Na televisão, a causa da banana ganhou espaço. E só depois se descobriu que havia algo por trás.
Antes mesmo de Daniel Alves comer a banana, uma agência de propaganda já tinha criado a frase "somostodosmacacos" a pedido de Neymar.
“Quando aconteceu com ele no campo do Espanhol a gente conversou em fazer uma campanha para ir contra o racismo. Mas a gente não esperava que essa situação fosse acontecer outra vez. Que fossem no estádio com uma banana para jogar em alguém”, conta Daniel Alves.

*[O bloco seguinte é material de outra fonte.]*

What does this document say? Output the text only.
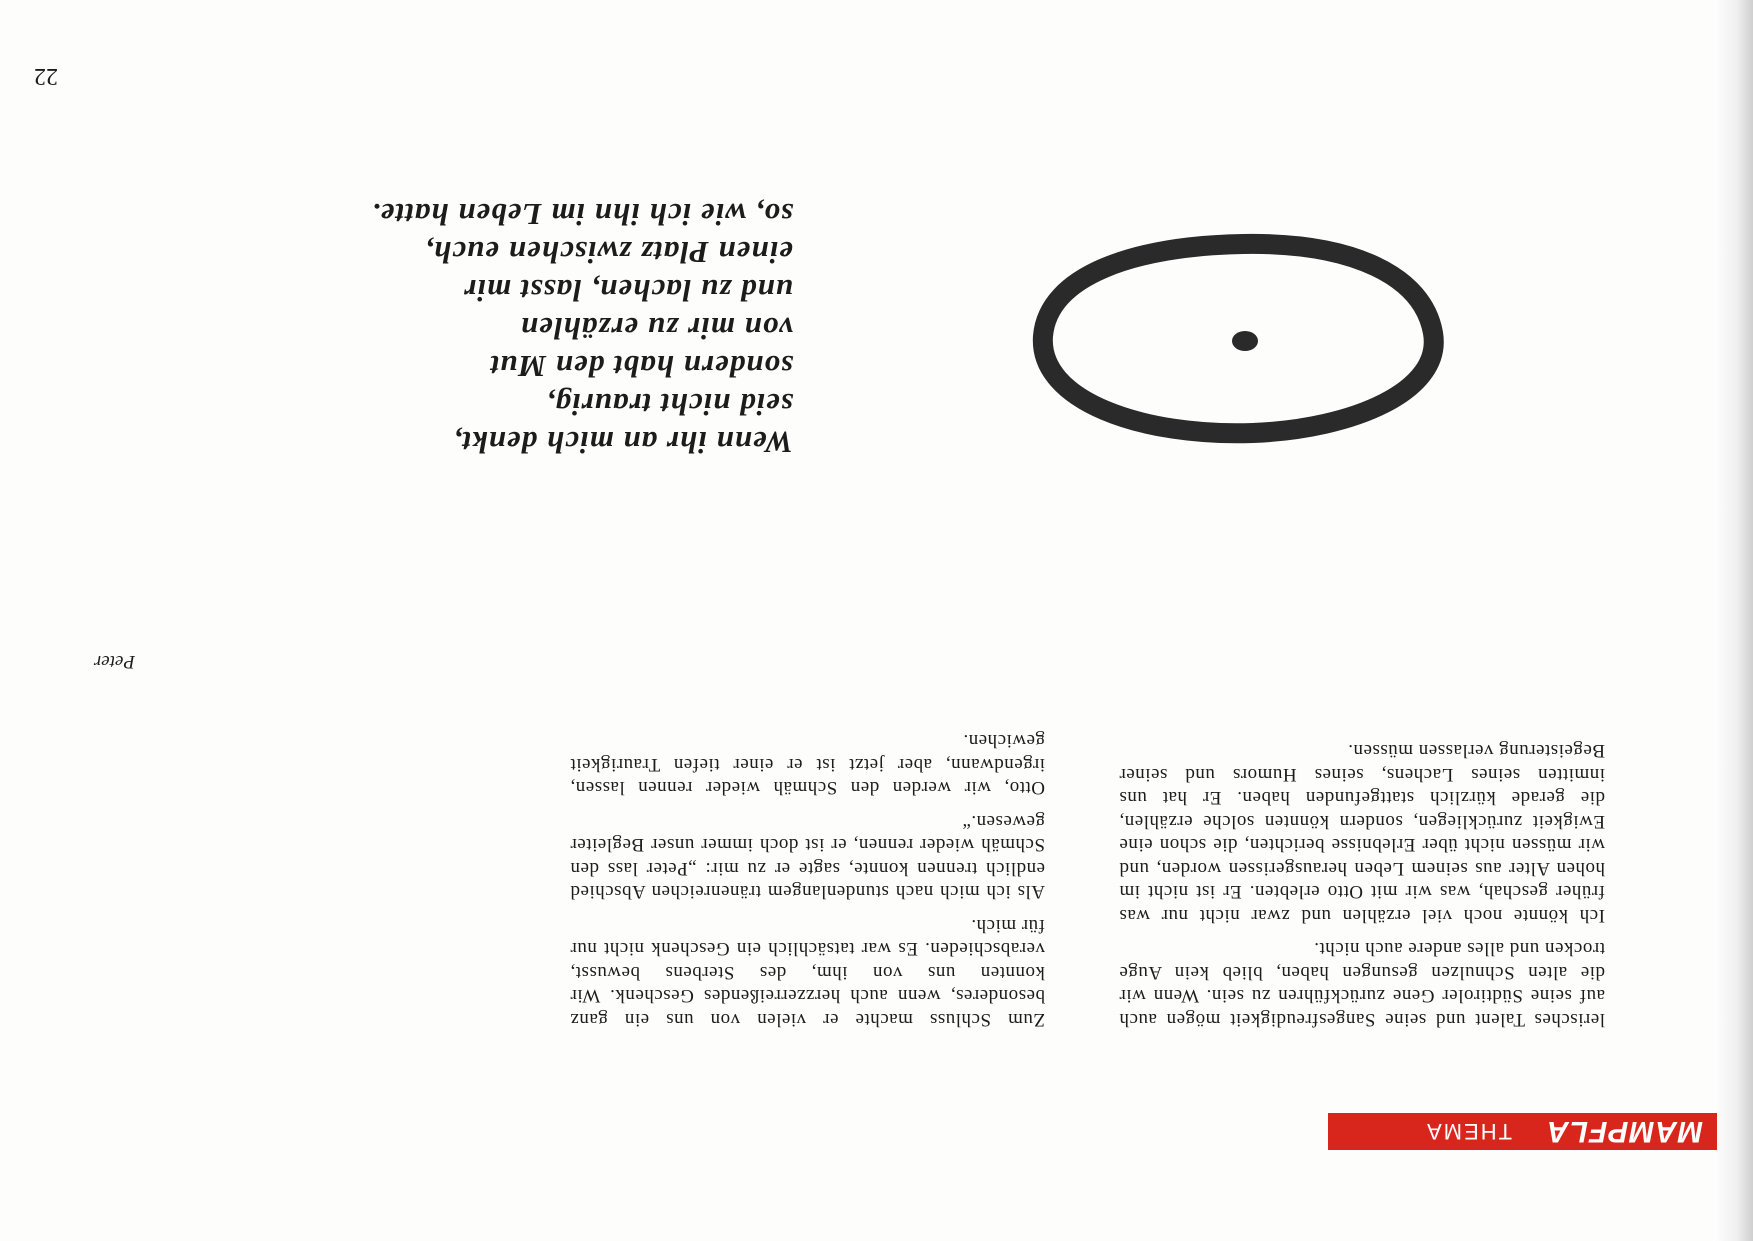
MAMPFLA
THEMA

lerisches Talent und seine Sangesfreudigkeit mögen auch auf seine Südtiroler Gene zurückführen zu sein. Wenn wir die alten Schnulzen gesungen haben, blieb kein Auge trocken und alles andere auch nicht.

Ich könnte noch viel erzählen und zwar nicht nur was früher geschah, was wir mit Otto erlebten. Er ist nicht im hohen Alter aus seinem Leben herausgerissen worden, und wir müssen nicht über Erlebnisse berichten, die schon eine Ewigkeit zurückliegen, sondern könnten solche erzählen, die gerade kürzlich stattgefunden haben. Er hat uns inmitten seines Lachens, seines Humors und seiner Begeisterung verlassen müssen.

Zum Schluss machte er vielen von uns ein ganz besonderes, wenn auch herzzerreißendes Geschenk. Wir konnten uns von ihm, des Sterbens bewusst, verabschieden. Es war tatsächlich ein Geschenk nicht nur für mich.

Als ich mich nach stundenlangem tränenreichen Abschied endlich trennen konnte, sagte er zu mir: „Peter lass den Schmäh wieder rennen, er ist doch immer unser Begleiter gewesen.“

Otto, wir werden den Schmäh wieder rennen lassen, irgendwann, aber jetzt ist er einer tiefen Traurigkeit gewichen.

Peter
Wenn ihr an mich denkt,
seid nicht traurig,
sondern habt den Mut
von mir zu erzählen
und zu lachen, lasst mir
einen Platz zwischen euch,
so, wie ich ihn im Leben hatte.
22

“Todo mundo comprou a briga. E não deixa de ser uma campanha positiva porque a gente não aguenta mais essa história de preconceito. Então poderia ser uma coisa só muito legal”, diz a atriz Luana Piovanni.
“Se eles tiveram ou não ajuda para esta reação, a mim não incomoda nem um pouco. A gente vê o mundo inteiro discutindo isso. Jogadores do mundo todo. Pessoas do mundo inteiro falando sobre isso”, afirma Fátima Bernardes.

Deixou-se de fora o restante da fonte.